A few other parameters may be worth playing with, namely

However it's likely that the neural net simply didn't learn a good representation for this class of genes, and you're right that retraining may help. Certainly 3,000 gene copies from a single family should be enough to drastically improve performance on that family. While I haven't tried to boost performance by gene family, I could potentially speculate on how I'd try.

Before I do that, a question: are you interested in only that gene family, or whole genome annotations that specifically perform better on that gene family?

srobb1 commented 4 months ago

Hi Alisandra, Thank you for the reply. Looking at the parameters that you listed, my guess is that I would still likely miss my genes. It would probably be best to create a new model using the 3k genes in this family.

On this project (alfalfa plus other plants), I would only need to improve gene models for this gene family. There are published genes that are good for the whole genome but they are missing this family so we tried helixer specifically to see if we could find those genes, and we didn't.
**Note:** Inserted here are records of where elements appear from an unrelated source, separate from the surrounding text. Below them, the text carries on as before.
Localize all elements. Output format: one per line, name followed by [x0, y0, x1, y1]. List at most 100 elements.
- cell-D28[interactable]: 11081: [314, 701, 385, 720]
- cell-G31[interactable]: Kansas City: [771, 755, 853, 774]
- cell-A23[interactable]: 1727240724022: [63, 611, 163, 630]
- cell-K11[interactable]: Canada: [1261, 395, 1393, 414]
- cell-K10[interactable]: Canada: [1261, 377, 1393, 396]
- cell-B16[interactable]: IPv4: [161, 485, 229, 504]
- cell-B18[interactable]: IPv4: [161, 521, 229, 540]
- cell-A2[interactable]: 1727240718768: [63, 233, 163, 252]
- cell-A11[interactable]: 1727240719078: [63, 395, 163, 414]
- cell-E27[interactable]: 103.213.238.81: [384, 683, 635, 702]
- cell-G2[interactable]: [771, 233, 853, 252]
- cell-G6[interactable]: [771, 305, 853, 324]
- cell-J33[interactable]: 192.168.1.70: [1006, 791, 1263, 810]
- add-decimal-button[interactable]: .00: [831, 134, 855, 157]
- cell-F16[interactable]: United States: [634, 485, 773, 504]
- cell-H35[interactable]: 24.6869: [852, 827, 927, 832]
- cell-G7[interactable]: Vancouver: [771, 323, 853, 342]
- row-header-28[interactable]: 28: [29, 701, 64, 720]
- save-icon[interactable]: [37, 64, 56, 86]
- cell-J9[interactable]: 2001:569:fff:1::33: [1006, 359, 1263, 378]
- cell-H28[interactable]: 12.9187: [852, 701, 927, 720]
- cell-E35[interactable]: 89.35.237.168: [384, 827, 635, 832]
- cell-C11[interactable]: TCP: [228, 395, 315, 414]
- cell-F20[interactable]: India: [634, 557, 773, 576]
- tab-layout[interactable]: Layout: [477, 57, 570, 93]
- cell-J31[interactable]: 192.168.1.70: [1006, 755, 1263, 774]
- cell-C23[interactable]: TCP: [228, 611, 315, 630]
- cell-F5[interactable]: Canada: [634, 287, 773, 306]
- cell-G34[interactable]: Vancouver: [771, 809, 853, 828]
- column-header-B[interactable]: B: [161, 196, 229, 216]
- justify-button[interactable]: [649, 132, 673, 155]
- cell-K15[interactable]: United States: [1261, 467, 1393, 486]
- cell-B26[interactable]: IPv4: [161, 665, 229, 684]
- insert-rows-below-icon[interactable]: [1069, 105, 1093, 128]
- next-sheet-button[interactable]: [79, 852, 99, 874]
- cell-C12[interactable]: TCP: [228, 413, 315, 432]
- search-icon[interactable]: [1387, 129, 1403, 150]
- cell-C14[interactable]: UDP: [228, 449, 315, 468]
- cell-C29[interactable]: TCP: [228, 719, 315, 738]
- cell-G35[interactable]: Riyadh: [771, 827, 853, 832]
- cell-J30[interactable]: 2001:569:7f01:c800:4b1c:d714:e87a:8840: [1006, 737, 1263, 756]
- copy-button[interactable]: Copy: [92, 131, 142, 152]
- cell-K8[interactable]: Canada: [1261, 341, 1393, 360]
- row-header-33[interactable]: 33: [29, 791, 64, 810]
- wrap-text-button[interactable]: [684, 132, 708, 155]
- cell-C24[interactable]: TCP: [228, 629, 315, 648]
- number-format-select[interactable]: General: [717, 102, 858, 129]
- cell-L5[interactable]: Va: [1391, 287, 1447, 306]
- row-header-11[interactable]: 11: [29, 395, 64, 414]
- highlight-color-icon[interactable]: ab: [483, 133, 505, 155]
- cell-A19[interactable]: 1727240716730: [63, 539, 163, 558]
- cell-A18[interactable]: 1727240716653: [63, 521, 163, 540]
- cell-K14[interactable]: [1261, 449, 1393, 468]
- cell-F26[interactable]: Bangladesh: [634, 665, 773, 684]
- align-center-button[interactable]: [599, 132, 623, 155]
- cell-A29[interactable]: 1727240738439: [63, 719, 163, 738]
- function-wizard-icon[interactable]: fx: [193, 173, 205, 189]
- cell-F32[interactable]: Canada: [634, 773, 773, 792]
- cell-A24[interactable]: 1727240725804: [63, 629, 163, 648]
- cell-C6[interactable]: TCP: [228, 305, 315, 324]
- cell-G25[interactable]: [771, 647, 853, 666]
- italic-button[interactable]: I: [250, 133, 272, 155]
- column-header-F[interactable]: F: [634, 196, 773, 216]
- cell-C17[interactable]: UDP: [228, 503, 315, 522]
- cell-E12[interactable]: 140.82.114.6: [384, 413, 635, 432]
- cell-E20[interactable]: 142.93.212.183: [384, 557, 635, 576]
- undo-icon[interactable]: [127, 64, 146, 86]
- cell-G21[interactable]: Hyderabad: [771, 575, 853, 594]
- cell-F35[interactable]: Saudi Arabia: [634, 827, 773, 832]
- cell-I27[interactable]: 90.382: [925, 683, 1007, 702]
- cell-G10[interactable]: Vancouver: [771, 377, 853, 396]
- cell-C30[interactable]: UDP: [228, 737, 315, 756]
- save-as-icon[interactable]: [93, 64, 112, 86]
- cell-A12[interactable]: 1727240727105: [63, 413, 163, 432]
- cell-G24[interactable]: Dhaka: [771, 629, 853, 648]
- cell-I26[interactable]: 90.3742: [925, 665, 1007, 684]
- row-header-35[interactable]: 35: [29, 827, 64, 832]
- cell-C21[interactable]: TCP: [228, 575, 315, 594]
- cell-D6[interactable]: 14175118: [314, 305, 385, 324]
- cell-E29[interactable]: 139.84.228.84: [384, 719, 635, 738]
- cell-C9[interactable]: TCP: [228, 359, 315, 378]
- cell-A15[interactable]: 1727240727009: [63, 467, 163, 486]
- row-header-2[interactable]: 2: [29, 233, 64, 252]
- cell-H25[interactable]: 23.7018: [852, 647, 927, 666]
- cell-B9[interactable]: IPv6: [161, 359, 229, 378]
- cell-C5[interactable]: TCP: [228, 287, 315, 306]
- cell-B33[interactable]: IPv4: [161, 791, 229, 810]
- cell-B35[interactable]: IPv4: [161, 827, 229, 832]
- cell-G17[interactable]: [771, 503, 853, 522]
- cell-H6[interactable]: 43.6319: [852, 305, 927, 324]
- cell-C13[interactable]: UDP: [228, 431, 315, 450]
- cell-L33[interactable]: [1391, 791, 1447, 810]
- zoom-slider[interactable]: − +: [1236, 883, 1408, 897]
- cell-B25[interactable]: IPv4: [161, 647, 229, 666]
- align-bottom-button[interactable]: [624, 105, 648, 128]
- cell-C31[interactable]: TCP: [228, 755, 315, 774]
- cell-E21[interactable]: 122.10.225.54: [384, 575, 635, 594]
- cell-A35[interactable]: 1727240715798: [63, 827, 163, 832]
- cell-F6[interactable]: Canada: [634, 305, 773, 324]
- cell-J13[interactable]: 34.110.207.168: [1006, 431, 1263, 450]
I have other organisms in totally different projects that I would like to improve the whole genome annotations (first in line a couple sea anemones and corals). I will try to follow the documentation on how to build models for new organisms. I get a wide variety of species, especially invertebrates that come to me for structural and functional annotation. Helixer seems like a great option that has shown to provide good models in a short time for a some other species (vertebrates) that I have helped with.